Ship less, render less
The single biggest performance win is shipping less JavaScript. Modern frameworks make it easy to pick only the interactive bits that need to hydrate and let the rest render as plain HTML. Pair that with route-level code splitting and the bundle gets embarrassingly small before you have even started to optimise.
After that, the next biggest win is rendering less. Virtualise long lists, defer off-screen images, and resist the urge to animate everything. The fastest component is the one you did not mount.
Images, still the hardest part
Images remain the biggest source of payload on most marketing sites. Modern formats like AVIF and WebP, responsive srcsets, and honest sizing attributes are the boring basics that still get skipped. A single hero image delivered at 4x the size the viewport needs can undo every other optimisation in the pipeline.
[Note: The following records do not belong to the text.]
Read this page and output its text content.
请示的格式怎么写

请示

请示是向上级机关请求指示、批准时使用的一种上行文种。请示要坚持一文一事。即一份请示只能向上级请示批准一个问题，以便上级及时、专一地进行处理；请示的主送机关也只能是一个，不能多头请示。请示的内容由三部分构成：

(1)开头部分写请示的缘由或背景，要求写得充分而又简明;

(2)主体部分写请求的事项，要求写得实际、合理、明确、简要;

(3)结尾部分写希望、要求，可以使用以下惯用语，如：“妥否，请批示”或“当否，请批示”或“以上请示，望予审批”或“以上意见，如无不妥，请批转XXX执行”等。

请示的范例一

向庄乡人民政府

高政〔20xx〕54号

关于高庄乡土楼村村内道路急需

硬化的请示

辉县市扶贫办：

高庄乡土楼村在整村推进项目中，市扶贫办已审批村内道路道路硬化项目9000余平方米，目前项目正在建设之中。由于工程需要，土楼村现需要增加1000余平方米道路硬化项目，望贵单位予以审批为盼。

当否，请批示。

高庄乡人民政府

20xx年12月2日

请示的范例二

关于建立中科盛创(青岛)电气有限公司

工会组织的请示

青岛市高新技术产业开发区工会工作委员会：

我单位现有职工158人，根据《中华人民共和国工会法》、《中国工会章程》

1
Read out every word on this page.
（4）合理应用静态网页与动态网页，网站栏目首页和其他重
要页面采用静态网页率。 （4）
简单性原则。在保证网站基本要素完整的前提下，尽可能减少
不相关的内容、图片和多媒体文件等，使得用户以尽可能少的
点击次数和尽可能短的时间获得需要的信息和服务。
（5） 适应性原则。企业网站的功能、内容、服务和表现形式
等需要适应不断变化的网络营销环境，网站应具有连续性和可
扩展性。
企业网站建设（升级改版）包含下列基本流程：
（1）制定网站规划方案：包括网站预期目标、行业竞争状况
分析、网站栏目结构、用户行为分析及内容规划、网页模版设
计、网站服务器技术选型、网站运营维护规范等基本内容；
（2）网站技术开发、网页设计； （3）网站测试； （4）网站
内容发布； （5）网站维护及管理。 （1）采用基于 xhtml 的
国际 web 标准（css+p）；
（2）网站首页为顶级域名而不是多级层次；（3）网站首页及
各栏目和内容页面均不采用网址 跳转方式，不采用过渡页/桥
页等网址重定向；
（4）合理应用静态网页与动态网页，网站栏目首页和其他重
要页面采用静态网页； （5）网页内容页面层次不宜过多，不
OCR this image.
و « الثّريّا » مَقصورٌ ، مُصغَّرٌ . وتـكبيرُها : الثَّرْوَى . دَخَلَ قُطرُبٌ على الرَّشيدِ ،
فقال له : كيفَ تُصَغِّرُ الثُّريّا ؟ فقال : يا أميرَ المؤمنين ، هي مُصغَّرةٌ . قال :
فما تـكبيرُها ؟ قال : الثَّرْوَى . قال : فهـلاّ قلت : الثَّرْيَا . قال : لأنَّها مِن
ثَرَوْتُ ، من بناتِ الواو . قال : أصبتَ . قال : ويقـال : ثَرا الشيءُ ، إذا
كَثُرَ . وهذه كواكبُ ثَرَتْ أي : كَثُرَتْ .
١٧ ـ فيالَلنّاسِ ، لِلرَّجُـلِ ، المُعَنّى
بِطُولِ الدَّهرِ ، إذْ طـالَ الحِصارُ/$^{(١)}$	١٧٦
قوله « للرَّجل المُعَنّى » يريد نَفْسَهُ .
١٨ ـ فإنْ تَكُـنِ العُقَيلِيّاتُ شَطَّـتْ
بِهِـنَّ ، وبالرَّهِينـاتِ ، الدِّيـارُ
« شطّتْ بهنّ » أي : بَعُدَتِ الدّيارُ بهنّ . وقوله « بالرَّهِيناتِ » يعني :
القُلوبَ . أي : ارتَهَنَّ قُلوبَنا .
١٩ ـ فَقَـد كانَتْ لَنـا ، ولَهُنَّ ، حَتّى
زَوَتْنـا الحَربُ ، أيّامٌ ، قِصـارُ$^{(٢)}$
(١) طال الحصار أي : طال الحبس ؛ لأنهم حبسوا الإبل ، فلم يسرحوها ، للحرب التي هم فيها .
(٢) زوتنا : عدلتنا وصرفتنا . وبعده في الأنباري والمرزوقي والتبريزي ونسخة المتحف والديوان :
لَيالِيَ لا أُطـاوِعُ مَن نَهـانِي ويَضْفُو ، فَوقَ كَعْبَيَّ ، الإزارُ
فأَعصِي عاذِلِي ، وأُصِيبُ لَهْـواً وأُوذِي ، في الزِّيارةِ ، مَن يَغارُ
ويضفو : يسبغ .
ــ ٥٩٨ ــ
We treat image budgets as a non-negotiable part of the design spec. If a hero needs a photograph, the budget is set before the asset is chosen — not after.
Measure what users feel
Core Web Vitals are a useful proxy, but they are a proxy. The real question is whether the page feels instant, whether the primary action is always reachable, and whether interactions respond within the frame budget. We instrument real-user metrics on every production site and treat regressions the same way we treat visual bugs — something to fix, not something to explain away.